In vivo analysis of the frequency of errors during protein synthesis: some errors are more frequent because they involve mismatches that mimic Watson-Crick base pairing

Philip Farabaugh

Our laboratory has been interested in understanding the mechanisms responsible for errors during protein synthesis and have developed a variety of reporter systems to measure their frequency in vivo. Translation errors include misreading, where one amino acid replaces another, nonsense readthrough, where an amino acid is incorporated at a nonsense codon, and frameshifting, where the translating ribosome  shifts to a different reading frame while continuing to translate. Recently, we have created reporters to measure all possible errors by single tRNAs to determine the error landscape. We have found repeatedly that tRNAs make errors much more frequently at a small subset of codons. An exhaustive analysis of errors by four tRNAs has shown a common theme among these more frequent errors. The errors invariably involve a mismatched base pair of one of three types: non-canonical U-U, U-C or U-G pairs (where the first base is in the tRNA and the second in the mRNA). These base pairs are the only known non-Watson/Crick base pairs that can adopt a geometry similar to Watson/Crick pairs although to do so they must adopt unconventional tautomeric forms, enol for keto or imino for amino. The rareness of these tautomers may explain the relatively low frequency of these decoding events, suggesting that the ribosome may be categorically unable to eliminate these errors. These results call for a rethinking of the process of misreading errors during translation and suggest that these errors are more similar to replication or transcription errors than formerly believed.

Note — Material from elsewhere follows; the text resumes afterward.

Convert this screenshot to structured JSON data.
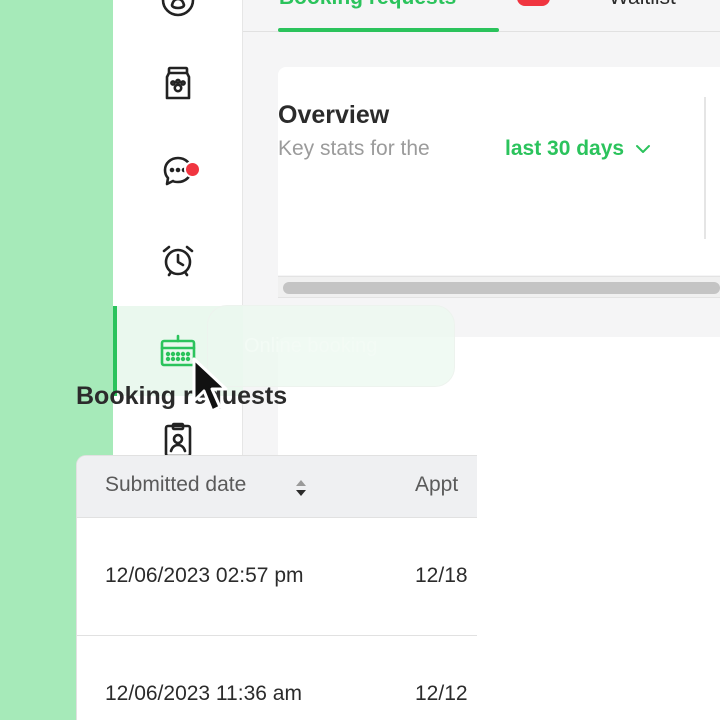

Functional Genomics Identifies Novel Genes Required for Lignocellulose Degradation in Saprophytic Bacteria

Jeffrey Gardner

Despite the substantial amount of lignocellulose that is annually recycled in the environment, estimated at 100 billion tons, surprisingly few microbial species can depolymerize lignocellulosic polysaccharides and use the resulting sugars for carbon and energy. Work in the Gardner laboratory uses systems biology approaches to understand the mechanisms and regulation of how saprophytic bacteria are able to detect lignocellulose and use it as a nutrient.


Functional characterization of novel histone methyltransferases in budding yeast

Erin Green

Methylation of histone lysine residues is a key regulator of chromatin structure and accessibility. In budding yeast, the most extensively characterized methylation events are catalyzed by the conserved methyltransferases Set1, Set2 and Dot1. However, the activity of other lysine methyltransferases remain largely unexplored. We identified a novel histone methyltransferase in budding yeast, Set5, which catalyzes uncharacterized methylation events on the histone H4 tail, and determined that it plays a role in repressing gene expression near telomeres and retrotranspsosons. We are further interested in defining the substrate specificity and biological role for other candidate methyltransferases in yeast. To this end, we have preliminary data indicating that the completely uncharacterized enzyme Set4 possesses important biological functions and may be a histone methyltransferase that regulates the cell’s ability to respond to stress.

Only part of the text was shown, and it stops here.